The reason SpinNocks are so expensive, is because they are made on a Swiss CNC lathe. The lathe cost $200,000, plus tooling, programming, and maintenence. I will have to sell a lot of SpinNocks to make back these costs, even at the current price. I chose to make SpinNocks on a Swiss CNC lathe because they are the most accurate at milling material, accurate to 1/10,000 of an inch. I felt it was necessary in order to make the best possible product.


----------



## SpinNock (Oct 19, 2015)

If anyone would like to see slow motion of what a Twister Nock really does, go to youtube and search for it. Be sure to view the video with the camera directly behind the arrow.


----------



## swbuckmaster (Dec 20, 2005)

You can also fletch your arrows with a left helical. This also fixes the stalled spinning issues in the spinnock video. It also gives you more clearance with your cables.


----------



## SpinNock (Oct 19, 2015)

A left offset or helical will cause the fletching to torque the bow string in that direction, resulting in a backspin in the opposite direction. SpinNocks will also decrease noise by eliminating the snapping of the arrow into a backspin at the moment it comes off the string.


----------



## swbuckmaster (Dec 20, 2005)

Back to the tail wag the dog theory. 
I built a string last night and installed it. I wonder how I got the bow to bare shaft tune with bare shaft and fletch shaft in the x on a Vegas face without a spin nock. It would seem impossible because no matter what I do the fletch will cause unnecessary string torque.


----------



## SpinNock (Oct 19, 2015)

swbuckmaster said:


> Back to the tail wag the dog theory.
> I built a string last night and installed it. I wonder how I got the bow to bare shaft tune with bare shaft and fletch shaft in the x on a Vegas face without a spin nock. It would seem impossible because no matter what I do the fletch will cause unnecessary string torque.


Everybody that has seen the slow mo video and read what I am referring to in it understands it, except you. I bet you did not know that the arrow will back spin, until I revealed it. 
1. At 205 mph, the fletching that is spinning backwards will slow down an arrow until they correct the spin in the right direction. Once you lose the speed you don't get it back when the arrow spins in the correct direction.
2. Accuracy is affected when an arrow that is back spinning has to correct the rotation into the correct direction in mid flight. This deviation is more noticeable as the distance gets longer. SpinNocks improve arrow flight accuracy by eliminating the effects of backspin.
3. SpinNocks eliminate the noise caused by the snapping of the fletching into a backspin at the moment the arrow comes off the bowstring.

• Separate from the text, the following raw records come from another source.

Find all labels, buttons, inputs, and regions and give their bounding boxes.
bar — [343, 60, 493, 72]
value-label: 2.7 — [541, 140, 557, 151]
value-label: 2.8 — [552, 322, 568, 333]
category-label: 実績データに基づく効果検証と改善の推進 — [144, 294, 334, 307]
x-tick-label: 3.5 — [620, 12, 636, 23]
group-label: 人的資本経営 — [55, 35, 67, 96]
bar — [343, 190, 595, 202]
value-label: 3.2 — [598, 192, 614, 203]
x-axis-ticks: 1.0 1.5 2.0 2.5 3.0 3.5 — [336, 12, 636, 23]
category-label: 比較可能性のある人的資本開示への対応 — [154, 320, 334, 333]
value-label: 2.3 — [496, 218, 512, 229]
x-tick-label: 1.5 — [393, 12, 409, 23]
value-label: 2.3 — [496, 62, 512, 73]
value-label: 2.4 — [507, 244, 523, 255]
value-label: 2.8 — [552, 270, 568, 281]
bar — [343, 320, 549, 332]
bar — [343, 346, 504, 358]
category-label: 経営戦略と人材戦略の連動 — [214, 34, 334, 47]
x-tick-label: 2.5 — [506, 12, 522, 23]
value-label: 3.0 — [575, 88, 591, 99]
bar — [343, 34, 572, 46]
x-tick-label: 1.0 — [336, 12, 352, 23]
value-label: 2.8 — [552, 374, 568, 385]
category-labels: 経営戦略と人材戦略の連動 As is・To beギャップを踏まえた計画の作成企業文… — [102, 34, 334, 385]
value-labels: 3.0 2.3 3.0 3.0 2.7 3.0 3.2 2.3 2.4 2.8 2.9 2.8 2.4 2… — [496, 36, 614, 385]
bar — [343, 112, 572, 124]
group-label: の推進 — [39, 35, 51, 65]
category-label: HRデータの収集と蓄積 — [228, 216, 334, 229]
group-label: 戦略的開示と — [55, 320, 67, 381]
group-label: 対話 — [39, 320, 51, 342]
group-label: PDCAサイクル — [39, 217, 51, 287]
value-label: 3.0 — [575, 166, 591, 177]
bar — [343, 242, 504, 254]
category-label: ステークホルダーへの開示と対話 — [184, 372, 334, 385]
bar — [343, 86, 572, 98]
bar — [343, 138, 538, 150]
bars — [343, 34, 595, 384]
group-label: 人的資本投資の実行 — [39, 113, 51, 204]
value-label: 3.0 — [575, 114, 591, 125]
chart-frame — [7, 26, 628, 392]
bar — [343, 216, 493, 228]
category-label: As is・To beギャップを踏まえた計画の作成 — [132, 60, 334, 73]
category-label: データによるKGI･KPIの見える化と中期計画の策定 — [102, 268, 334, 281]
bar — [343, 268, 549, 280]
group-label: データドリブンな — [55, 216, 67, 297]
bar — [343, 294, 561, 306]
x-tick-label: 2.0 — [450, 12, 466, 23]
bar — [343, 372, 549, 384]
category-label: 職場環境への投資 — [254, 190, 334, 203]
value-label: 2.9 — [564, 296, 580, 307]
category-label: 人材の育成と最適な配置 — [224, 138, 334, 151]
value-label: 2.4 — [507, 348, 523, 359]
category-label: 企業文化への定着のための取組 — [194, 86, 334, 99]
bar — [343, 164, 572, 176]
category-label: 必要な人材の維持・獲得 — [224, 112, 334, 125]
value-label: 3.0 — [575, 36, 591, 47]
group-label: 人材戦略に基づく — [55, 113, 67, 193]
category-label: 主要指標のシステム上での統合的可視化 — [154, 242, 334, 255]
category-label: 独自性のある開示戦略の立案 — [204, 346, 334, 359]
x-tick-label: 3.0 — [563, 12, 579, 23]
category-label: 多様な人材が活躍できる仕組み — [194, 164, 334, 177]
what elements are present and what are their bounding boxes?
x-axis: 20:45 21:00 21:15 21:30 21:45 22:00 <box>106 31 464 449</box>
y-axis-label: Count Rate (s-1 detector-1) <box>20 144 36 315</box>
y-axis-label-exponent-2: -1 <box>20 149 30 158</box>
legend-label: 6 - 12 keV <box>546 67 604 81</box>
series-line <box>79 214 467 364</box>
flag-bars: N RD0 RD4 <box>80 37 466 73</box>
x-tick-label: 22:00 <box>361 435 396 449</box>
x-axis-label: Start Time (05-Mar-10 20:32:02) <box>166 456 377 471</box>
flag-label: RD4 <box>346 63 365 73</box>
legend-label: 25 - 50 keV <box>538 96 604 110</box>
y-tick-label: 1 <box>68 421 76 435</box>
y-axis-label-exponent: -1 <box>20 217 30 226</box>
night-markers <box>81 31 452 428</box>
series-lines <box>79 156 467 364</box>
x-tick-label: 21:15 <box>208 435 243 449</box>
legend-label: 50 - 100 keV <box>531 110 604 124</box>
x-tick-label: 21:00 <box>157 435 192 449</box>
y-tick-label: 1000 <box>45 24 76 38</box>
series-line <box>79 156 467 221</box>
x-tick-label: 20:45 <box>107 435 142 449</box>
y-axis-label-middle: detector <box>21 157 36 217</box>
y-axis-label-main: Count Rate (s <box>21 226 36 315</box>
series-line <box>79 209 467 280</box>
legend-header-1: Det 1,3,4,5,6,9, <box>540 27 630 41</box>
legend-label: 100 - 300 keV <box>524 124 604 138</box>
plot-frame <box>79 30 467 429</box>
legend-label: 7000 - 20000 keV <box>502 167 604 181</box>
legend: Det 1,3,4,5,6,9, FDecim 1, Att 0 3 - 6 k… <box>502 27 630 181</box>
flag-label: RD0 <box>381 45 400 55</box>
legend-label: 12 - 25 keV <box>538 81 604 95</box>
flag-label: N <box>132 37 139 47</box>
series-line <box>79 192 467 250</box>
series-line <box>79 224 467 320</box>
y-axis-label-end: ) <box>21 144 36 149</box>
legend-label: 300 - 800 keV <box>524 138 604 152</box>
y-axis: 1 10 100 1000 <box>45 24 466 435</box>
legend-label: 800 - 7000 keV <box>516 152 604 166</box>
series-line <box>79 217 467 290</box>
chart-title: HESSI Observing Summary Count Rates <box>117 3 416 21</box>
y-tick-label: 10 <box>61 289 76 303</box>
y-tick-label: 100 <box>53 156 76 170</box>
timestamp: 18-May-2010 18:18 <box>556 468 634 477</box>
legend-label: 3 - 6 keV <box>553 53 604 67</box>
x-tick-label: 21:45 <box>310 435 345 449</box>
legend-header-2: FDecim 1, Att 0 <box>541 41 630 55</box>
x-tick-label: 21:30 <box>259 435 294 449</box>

Now, I do not know how else I can explain it to you, and I don't want to say what I am thinking now.


----------



## Bub commander (Oct 12, 2015)

Cool YouTube post


----------



## turbonockguy (Mar 4, 2013)

https://www.youtube.com/watch?v=znqBSsukLXs

ANOTHER COOL ONEE


----------



## SpinNock (Oct 19, 2015)

Bub commander said:


> Cool YouTube post


Thanks commander. 

Check out spinnock.com


----------



## SpinNock (Oct 19, 2015)

turbonockguy said:


> https://www.youtube.com/watch?v=znqBSsukLXs
> 
> ANOTHER COOL ONEE


Since you chimed in here, I feel that I have to respond. 

Turbo nocks are not a mechanical nock and do not eliminate the problem of string torque, and in fact use the string to cause the arrow to spin torqueing the string again as the nock separates from the bow string.
Ask any competition archer and they will tell you that they want the nock to hold onto the bow string just enough to keep the arrow from falling off. They will even adjust the fit by filing the nock so the string come off easy.
SpinNocks will not torque the string as they come off the bow string, and the fit can be adjusted for the perfect fit.


----------



## swbuckmaster (Dec 20, 2005)

SpinNock
you have said two statments about your product and one about me I'd like to address.
1. it improves accuracy
2. it improves speed
3. that I didn't know about string torque causing arrow back spin.

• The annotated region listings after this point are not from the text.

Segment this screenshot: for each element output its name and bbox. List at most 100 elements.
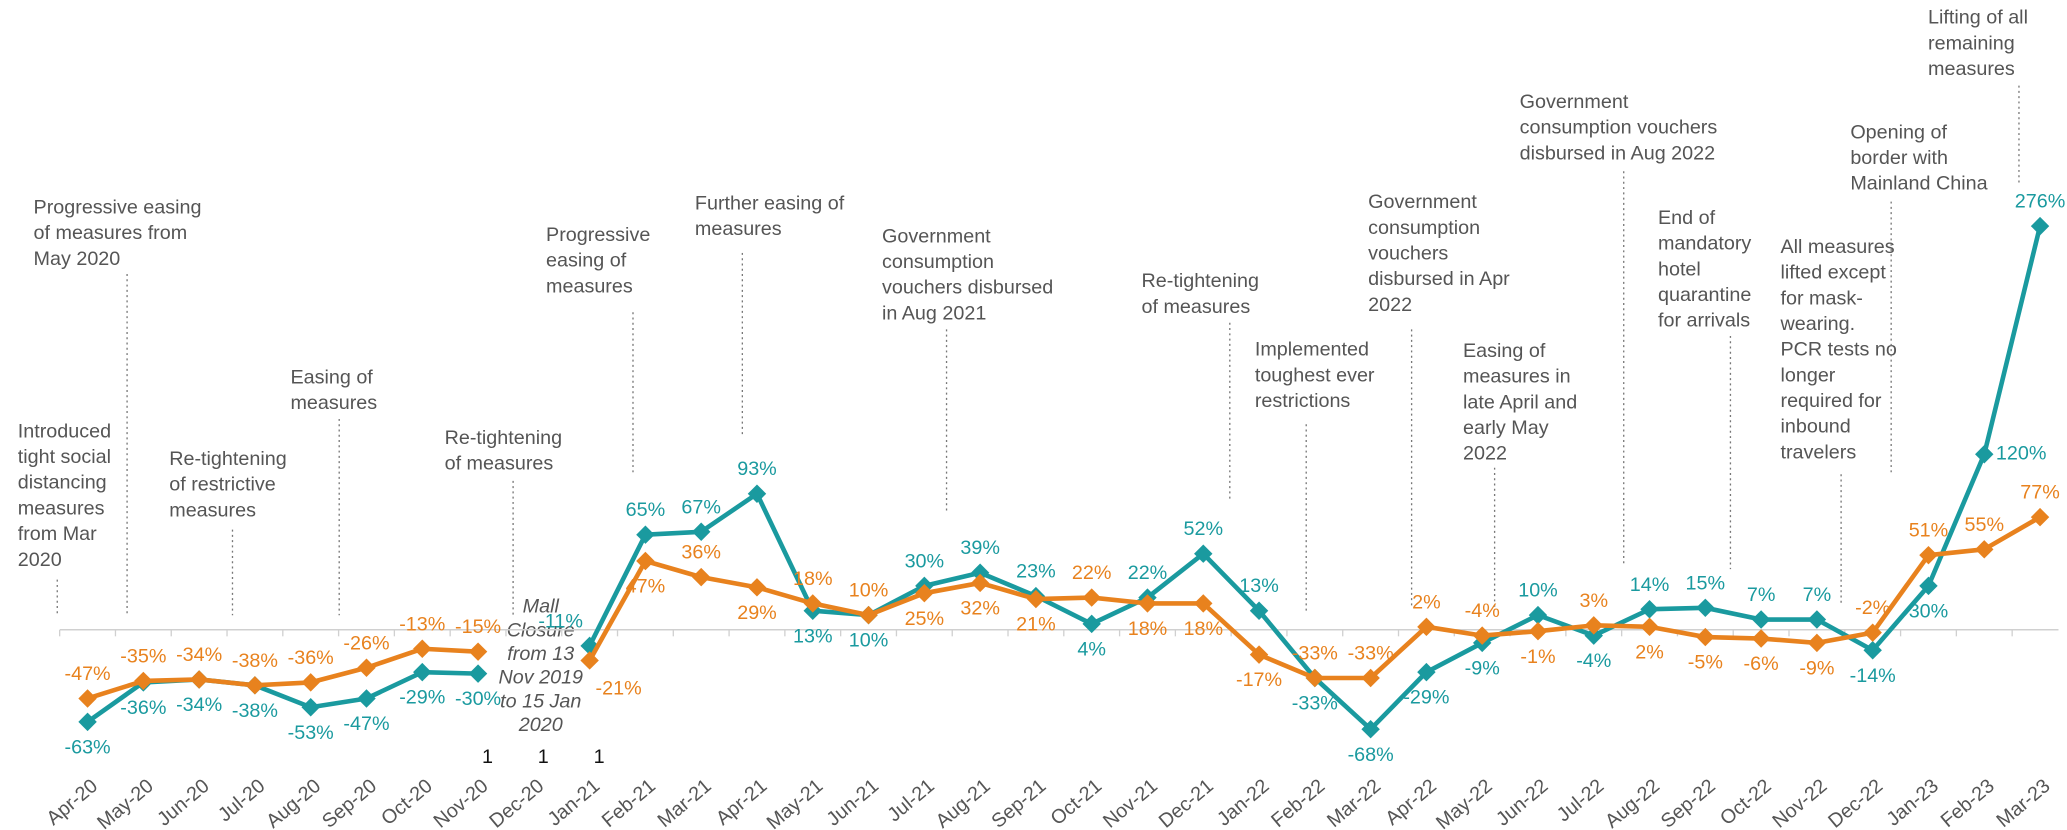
data-point	[970, 573, 990, 593]
data-point	[189, 670, 209, 689]
annotation: Easing of	[1463, 340, 1546, 362]
data-point	[1696, 627, 1715, 647]
annotation: easing of	[546, 250, 627, 272]
data-point	[468, 664, 488, 683]
annotation: restrictions	[1255, 390, 1351, 412]
annotation: for mask-	[1781, 287, 1863, 309]
data-label: 67%	[681, 496, 721, 518]
annotation: Government	[882, 225, 991, 247]
data-point	[468, 642, 488, 661]
data-point	[301, 673, 320, 692]
annotation: Re-tightening	[445, 427, 562, 449]
x-tick-label: Sep-20	[318, 775, 381, 830]
x-tick-label: Jan-21	[544, 775, 604, 830]
data-point	[1640, 600, 1659, 619]
annotation: measures	[290, 392, 377, 414]
data-label: 13%	[1239, 575, 1279, 597]
data-label: 10%	[849, 630, 889, 652]
annotation: Introduced	[18, 420, 111, 442]
data-point	[970, 563, 990, 582]
data-point	[357, 658, 376, 677]
annotation: from 13	[507, 643, 574, 665]
data-point	[1919, 576, 1938, 596]
annotation: measures	[695, 218, 782, 240]
annotation: 2020	[18, 549, 62, 571]
data-label: -9%	[1465, 657, 1500, 679]
data-label: -47%	[343, 713, 389, 735]
x-tick-label: Jun-20	[153, 775, 213, 830]
annotation: consumption vouchers	[1520, 117, 1718, 139]
data-label: -34%	[176, 644, 222, 666]
data-label: 93%	[737, 458, 777, 480]
data-label: 29%	[737, 602, 777, 624]
data-label: 21%	[1016, 614, 1056, 636]
data-label: 77%	[2020, 482, 2060, 504]
data-label: 32%	[960, 598, 1000, 620]
data-label: 7%	[1803, 584, 1832, 606]
data-point	[1528, 605, 1548, 625]
data-label: -35%	[120, 645, 166, 667]
data-label: 2%	[1635, 641, 1664, 663]
data-label: -2%	[1855, 597, 1890, 619]
data-point	[1305, 668, 1325, 688]
data-label: 13%	[793, 625, 833, 647]
data-point	[301, 698, 320, 717]
data-label: -5%	[1688, 652, 1723, 674]
data-label: 25%	[905, 608, 945, 630]
annotation: Mainland China	[1850, 173, 1987, 195]
data-label: 18%	[1128, 618, 1168, 640]
data-point	[1751, 610, 1771, 629]
annotation: Mall	[523, 596, 560, 618]
data-label: -26%	[343, 632, 389, 654]
data-label: 47%	[626, 576, 666, 598]
data-point	[1640, 617, 1659, 637]
x-tick-label: Aug-20	[262, 775, 325, 830]
data-label: -21%	[596, 678, 642, 700]
data-label: 36%	[681, 542, 721, 564]
data-label: -33%	[1292, 693, 1338, 715]
annotation: quarantine	[1658, 284, 1751, 306]
data-point	[413, 662, 432, 682]
data-point	[1863, 640, 1882, 660]
x-tick-label: Apr-21	[712, 775, 772, 830]
data-point	[1584, 616, 1603, 635]
x-tick-label: Oct-20	[377, 775, 437, 830]
x-tick-label: Sep-22	[1657, 775, 1720, 830]
data-label: 18%	[793, 568, 833, 590]
annotation: May 2020	[34, 248, 121, 270]
data-label: 39%	[960, 537, 1000, 559]
x-tick-note: 1	[538, 746, 549, 768]
annotation: of restrictive	[169, 474, 275, 496]
x-tick-label: Jan-22	[1213, 775, 1273, 830]
x-tick-note: 1	[594, 746, 605, 768]
annotation: tight social	[18, 446, 111, 468]
data-label: -9%	[1799, 657, 1834, 679]
data-label: -36%	[288, 647, 334, 669]
data-point	[2030, 216, 2050, 236]
x-tick-label: May-21	[763, 775, 828, 830]
data-point	[636, 551, 655, 571]
x-tick-label: Nov-21	[1099, 775, 1162, 830]
data-point	[1026, 589, 1046, 609]
data-label: 2%	[1412, 591, 1441, 613]
data-point	[859, 605, 878, 625]
data-point	[1417, 617, 1436, 637]
annotation: longer	[1781, 364, 1836, 386]
data-label: -4%	[1576, 650, 1611, 672]
annotation: consumption	[882, 251, 994, 273]
x-tick-label: Aug-21	[932, 775, 995, 830]
data-label: -33%	[1348, 643, 1394, 665]
data-label: -29%	[1403, 687, 1449, 709]
annotation: 2020	[518, 714, 563, 736]
annotation: measures in	[1463, 366, 1571, 388]
annotation: Progressive	[546, 224, 650, 246]
annotation: PCR tests no	[1781, 339, 1897, 361]
data-point	[1751, 629, 1771, 648]
data-point	[1082, 588, 1101, 607]
data-label: 52%	[1183, 518, 1223, 540]
data-label: -11%	[538, 610, 583, 632]
data-point	[1696, 598, 1715, 618]
annotation: toughest ever	[1255, 364, 1375, 386]
data-label: 18%	[1183, 618, 1223, 640]
x-tick-label: Dec-20	[485, 775, 548, 830]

1. I have seen plenty of perfect vegas scores 30x 300 to know the back spin you talk about isn't a problem. The league I shot in last year had 5 or more guys that would shoot 42-44 x 450 games each week. 

2. What are the speeds your product claims to improve over regular nocks?Can they be measured across a crono? If so please post them. I can't even tell you how many targets I saw with 3 holes in them. Impressive shooting!

3. I did know about string induced back spin. I played with it with one of my friends who was on the men's usa team a few years ago. We could see a bare shafts nock will consistantly hit a close target in a certain way. As you move back the nock starts to show signs of rotating. This is one of the reasons I started to fletch with a left helical. It however didn't improve scores. 

On a side note since you brought up competition archers wanting a perfect light nock fit and say the turbo nock doesn't have a good fit. What competition archer are shooting your product I'll watch for their score improvement. 

As it is right now your product is to expensive for outdoor fita. Nocks are an expendable product. The current nocks perform excellent for the price. Your nocks are not needed for the indoor game either because most shooters don't want to mess with shooting a drop away. They choose a blade and your product would be a nightmare to shoot off a blade. Competive indoor shooters are also about 3x away on average from perfect games in competition anyway. Those other 3 x's misses aren't or weren't caused by back arrow spin.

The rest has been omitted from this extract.